Yu Sheng, Zhai Di-Hua, Zhan Yufeng, Wang Wencai, Guan Yuyin, Xia Yuanqing
IEEE Trans Neural Netw Learn Syst. 2025 Jul;36(7):11902-11916. doi: 10.1109/TNNLS.2024.3442433.
The 6-D pose estimation is a critical work essential to achieve reliable robotic grasping. Currently, the prevalent method is reliant on keypoint correspondence. However, this approach hinges on the determination of object keypoint locations, alongside their detection and localization in real scenes. It also employs the random sample consensus (RANSAC)-based perspective-n-point (PnP) algorithm to solve the pose. Yet, it is nondifferentiable and incapable of backpropagation with loss during the training phase. Alternatively, the direct regression method, while speedy and differentiable, falls short in terms of pose estimation performance, and thus needs enhancement. In view of these gaps, we investigate PPM6D, a new method for 6-D object pose estimation based on regression and point pair matching. Our methodology begins with a proposed cross-fusion module, designed to achieve the fusion and complementation of RGB features and point cloud features. Subsequently, an attention module adjusts the features of the object's 3-D model. Finally, we design a point pair matching module for effective matching of points and characteristics, resulting in an integral matching and fusion. PPM6D is extensively trained and tested utilizing benchmark datasets like LINEMOD, occlusion LINEMOD (LINEMOD-occ), YCB-Video, and T-LESS dataset. Experimental results prove that PPM6D can outperform many keypoint-based pose estimation methods, given its relatively rapid speed, thereby offering novel regression-based pose estimation ideas. When applied to real-world scenarios of object pose estimation tasks and grasp tasks of an actual Baxter robot, PPM6D demonstrates superior performance as compared to most alternatives.

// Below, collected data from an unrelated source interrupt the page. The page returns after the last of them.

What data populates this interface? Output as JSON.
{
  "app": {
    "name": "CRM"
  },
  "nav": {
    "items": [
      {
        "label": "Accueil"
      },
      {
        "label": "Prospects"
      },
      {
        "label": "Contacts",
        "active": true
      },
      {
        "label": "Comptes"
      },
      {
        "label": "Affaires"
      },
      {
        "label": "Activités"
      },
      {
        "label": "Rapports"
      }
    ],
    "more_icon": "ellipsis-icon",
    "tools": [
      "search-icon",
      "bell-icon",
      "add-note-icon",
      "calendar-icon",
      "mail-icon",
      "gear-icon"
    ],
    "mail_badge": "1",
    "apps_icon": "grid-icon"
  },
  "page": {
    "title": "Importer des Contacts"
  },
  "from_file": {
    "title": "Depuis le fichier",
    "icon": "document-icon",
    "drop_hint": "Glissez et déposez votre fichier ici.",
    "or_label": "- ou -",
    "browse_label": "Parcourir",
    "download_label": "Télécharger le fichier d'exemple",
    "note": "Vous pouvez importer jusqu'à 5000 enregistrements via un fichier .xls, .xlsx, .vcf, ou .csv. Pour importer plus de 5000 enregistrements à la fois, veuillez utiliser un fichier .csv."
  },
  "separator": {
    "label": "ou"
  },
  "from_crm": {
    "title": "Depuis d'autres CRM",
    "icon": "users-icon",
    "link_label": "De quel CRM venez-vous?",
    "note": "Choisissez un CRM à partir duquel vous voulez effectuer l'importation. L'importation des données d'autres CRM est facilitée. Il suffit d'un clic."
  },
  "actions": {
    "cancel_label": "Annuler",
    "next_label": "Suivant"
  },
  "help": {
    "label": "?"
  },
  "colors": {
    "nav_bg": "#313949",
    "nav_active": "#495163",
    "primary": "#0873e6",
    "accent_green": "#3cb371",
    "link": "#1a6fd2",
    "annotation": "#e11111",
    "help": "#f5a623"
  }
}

6D位姿估计是实现可靠机器人抓取的一项关键工作。目前,普遍采用的方法依赖于关键点对应。然而,这种方法取决于物体关键点位置的确定,以及它们在真实场景中的检测和定位。它还采用基于随机样本一致性(RANSAC)的透视n点(PnP)算法来求解位姿。然而,它不可微,在训练阶段无法进行带损失的反向传播。另外,直接回归方法虽然速度快且可微,但在位姿估计性能方面存在不足,因此需要改进。鉴于这些差距,我们研究了PPM6D,一种基于回归和点对匹配的6D物体位姿估计新方法。我们的方法首先提出了一个交叉融合模块,旨在实现RGB特征和点云特征的融合与互补。随后,一个注意力模块调整物体3D模型的特征。最后,我们设计了一个点对匹配模块,用于有效地匹配点和特征,从而实现整体匹配和融合。PPM6D利用LINEMOD、遮挡LINEMOD(LINEMOD-occ)、YCB-Video和T-LESS数据集等基准数据集进行了广泛的训练和测试。实验结果证明,PPM6D速度相对较快,能够优于许多基于关键点的位姿估计方法,从而提供了基于回归的位姿估计新思路。当应用于物体位姿估计任务的实际场景以及实际Baxter机器人的抓取任务时,PPM6D与大多数其他方法相比表现出卓越的性能。